My personal goal is to build a series of databases which can be leveraged in future projects, many of which revolve around image classification and the needs of deep learning. This said (and as alluded to above), there are at least two additional use-cases in which this project could be utilized:

Tor Traffic Analysis

Mapping the question of how one starts from a surface web-based dark web indexing source, then completes several hops to a specific series of content. This could be accomplished quickly by exporting data from the completed database into a Graph Database Management System (GDBMS) such as Neo4j, but the data required for this type of link-analysis was a primary consideration in the original project outline.

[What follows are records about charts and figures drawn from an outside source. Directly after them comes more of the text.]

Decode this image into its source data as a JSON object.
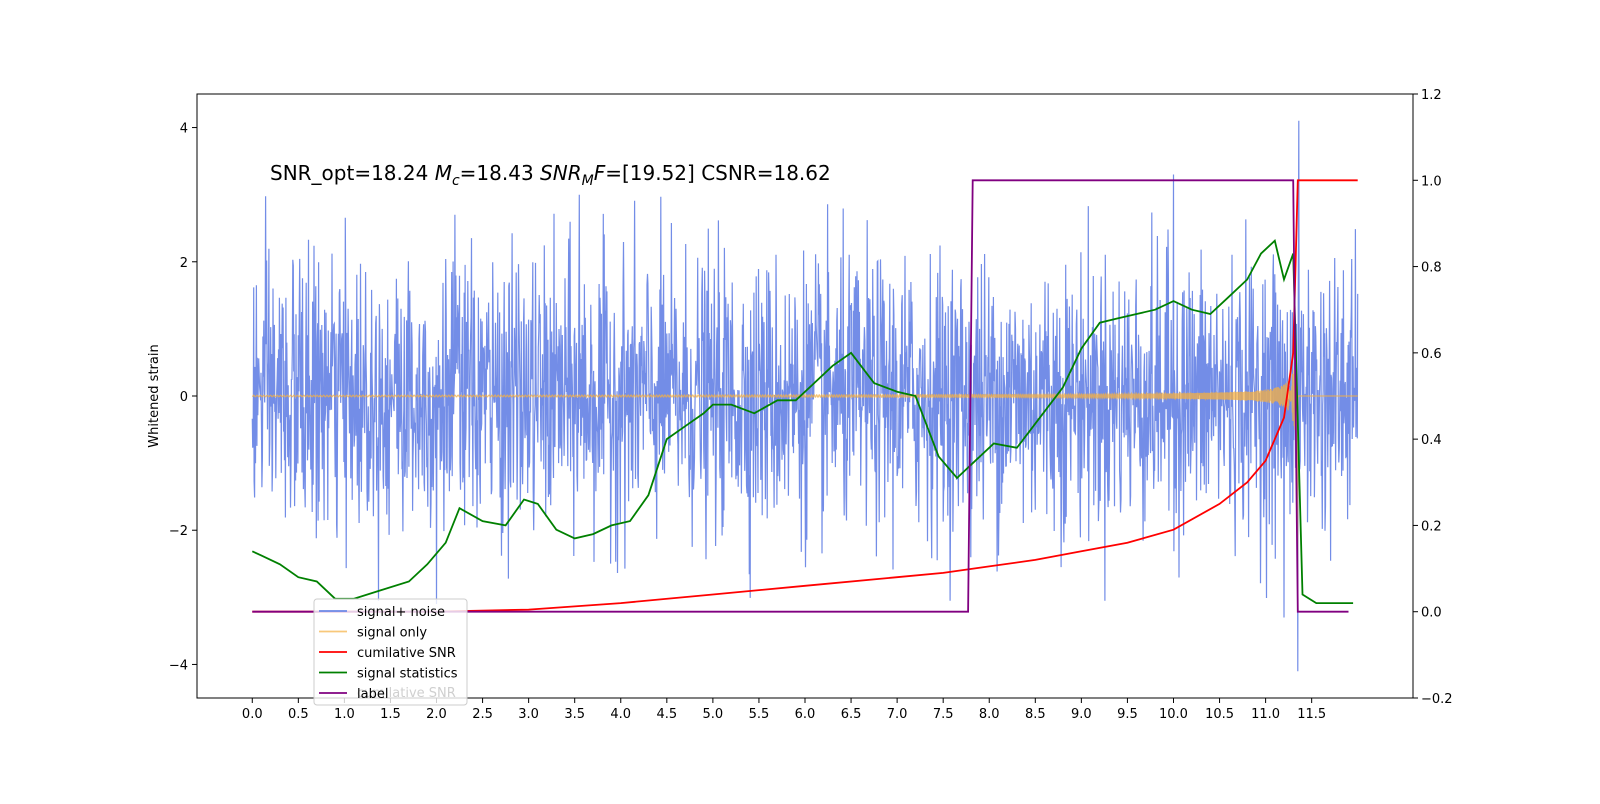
{
  "chart_data": {
    "type": "line",
    "title": "",
    "annotation": "SNR_opt=18.24 $M_c$=18.43  $SNR_MF$=[19.52] CSNR=18.62",
    "annotation_parts": {
      "snr_opt": "SNR_opt=18.24 ",
      "mc_symbol": "M",
      "mc_sub": "c",
      "mc_value": "=18.43  ",
      "snrmf_symbol": "SNR",
      "snrmf_sub": "M",
      "snrmf_f": "F",
      "snrmf_value": "=[19.52] CSNR=18.62"
    },
    "xlabel": "",
    "ylabel": "Whitened strain",
    "xlim": [
      -0.6,
      12.6
    ],
    "ylim": [
      -4.5,
      4.5
    ],
    "y2lim": [
      -0.2,
      1.2
    ],
    "grid": false,
    "legend_position": "lower-left",
    "x_ticks": [
      "0.0",
      "0.5",
      "1.0",
      "1.5",
      "2.0",
      "2.5",
      "3.0",
      "3.5",
      "4.0",
      "4.5",
      "5.0",
      "5.5",
      "6.0",
      "6.5",
      "7.0",
      "7.5",
      "8.0",
      "8.5",
      "9.0",
      "9.5",
      "10.0",
      "10.5",
      "11.0",
      "11.5"
    ],
    "y_ticks": [
      "4",
      "2",
      "0",
      "−2",
      "−4"
    ],
    "y2_ticks": [
      "1.2",
      "1.0",
      "0.8",
      "0.6",
      "0.4",
      "0.2",
      "0.0",
      "−0.2"
    ],
    "series": [
      {
        "name": "signal+ noise",
        "color": "#6b87e6",
        "axis": "left",
        "x_range": [
          0.0,
          12.0
        ],
        "noise_std": 1.0,
        "peaks": [
          [
            2.2,
            2.7
          ],
          [
            3.55,
            3.0
          ],
          [
            10.0,
            3.3
          ],
          [
            11.36,
            4.1
          ],
          [
            11.35,
            -4.1
          ],
          [
            11.2,
            -3.3
          ],
          [
            2.0,
            -3.1
          ]
        ]
      },
      {
        "name": "signal only",
        "color": "#f5b041",
        "axis": "left",
        "x_range": [
          0.0,
          12.0
        ],
        "merger_x": 11.35,
        "peak_amplitude": 3.3
      },
      {
        "name": "cumilative SNR",
        "color": "#ff0000",
        "axis": "right",
        "x": [
          0.0,
          1.0,
          2.0,
          3.0,
          4.0,
          5.0,
          6.0,
          7.0,
          7.5,
          8.0,
          8.5,
          9.0,
          9.5,
          10.0,
          10.5,
          10.8,
          11.0,
          11.2,
          11.3,
          11.35,
          12.0
        ],
        "y": [
          0.0,
          0.0,
          0.0,
          0.005,
          0.02,
          0.04,
          0.06,
          0.08,
          0.09,
          0.105,
          0.12,
          0.14,
          0.16,
          0.19,
          0.25,
          0.3,
          0.35,
          0.45,
          0.6,
          1.0,
          1.0
        ]
      },
      {
        "name": "signal statistics",
        "color": "#008000",
        "axis": "right",
        "x": [
          0.0,
          0.1,
          0.3,
          0.5,
          0.7,
          0.9,
          1.1,
          1.4,
          1.7,
          1.9,
          2.1,
          2.25,
          2.5,
          2.75,
          2.95,
          3.1,
          3.3,
          3.5,
          3.7,
          3.9,
          4.1,
          4.3,
          4.5,
          4.7,
          4.9,
          5.0,
          5.2,
          5.45,
          5.7,
          5.9,
          6.1,
          6.3,
          6.5,
          6.75,
          7.0,
          7.2,
          7.45,
          7.65,
          7.85,
          8.05,
          8.3,
          8.55,
          8.8,
          9.0,
          9.2,
          9.4,
          9.6,
          9.8,
          10.0,
          10.2,
          10.4,
          10.6,
          10.8,
          10.95,
          11.1,
          11.2,
          11.3,
          11.4,
          11.55,
          11.8,
          11.95
        ],
        "y": [
          0.14,
          0.13,
          0.11,
          0.08,
          0.07,
          0.03,
          0.03,
          0.05,
          0.07,
          0.11,
          0.16,
          0.24,
          0.21,
          0.2,
          0.26,
          0.25,
          0.19,
          0.17,
          0.18,
          0.2,
          0.21,
          0.27,
          0.4,
          0.43,
          0.46,
          0.48,
          0.48,
          0.46,
          0.49,
          0.49,
          0.53,
          0.57,
          0.6,
          0.53,
          0.51,
          0.5,
          0.36,
          0.31,
          0.35,
          0.39,
          0.38,
          0.45,
          0.52,
          0.61,
          0.67,
          0.68,
          0.69,
          0.7,
          0.72,
          0.7,
          0.69,
          0.73,
          0.77,
          0.83,
          0.86,
          0.77,
          0.83,
          0.04,
          0.02,
          0.02,
          0.02
        ]
      },
      {
        "name": "label",
        "color": "#800080",
        "axis": "right",
        "x": [
          0.0,
          7.77,
          7.82,
          11.3,
          11.35,
          11.9
        ],
        "y": [
          0.0,
          0.0,
          1.0,
          1.0,
          0.0,
          0.0
        ]
      }
    ],
    "legend_entries": [
      "signal+ noise",
      "signal only",
      "cumilative SNR",
      "signal statistics",
      "label"
    ],
    "legend_ghost_text": "cumilative SNR"
  }
}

Working with Neo4j, I think that we’ll discover many interesting bottlenecks while searching for specified content, which could be useful to researchers and analysts of many types.

Content Discovery

While impressive, the major index projects often lack accuracy and ability to locate resources or content which violates their loose, sometimes arbitrary code of ethics – which renders them less useful to professional researchers. For several projects I have viewed, this is enforced within the source code through exclusion lists and content classification.

This project features no such controls, as its goal is study the Tor network in as close to it’s entirety as possible.

Upcoming Capabilities

As core components of the project workflow near completion, I plan to bring multi-processing to the some of the more tedious aspects of data enrichment, with which I hope enhance overall performance. Other than this, I hope to integrate the following:

Enhanced process orchestration from the main script
Language detection & possibly translation
Service type Identification
Forum scraping and indexing
Chat and Telegram scraping
Extension into surface web resources, such as X(Twitter), reddit and more.
Chat, file hosting and email detection.

I will update this post as I roll out new capabilities, but the best place to keep abreast of these is to subscribe to the project’s GitHub repository. https://github.com/TylerG01/onion_scraper

End-State Capabilities

Admittedly, I plan to work to improve the capabilities of the project for some time to come; fine-tuning performance and optimizing workflow, enhancing the data enrichment process and possibly even changing some modules to other programming languages.

With this said, this project is just one within an ecosystem of many others, each serving a unified goal in data collection and enrichment.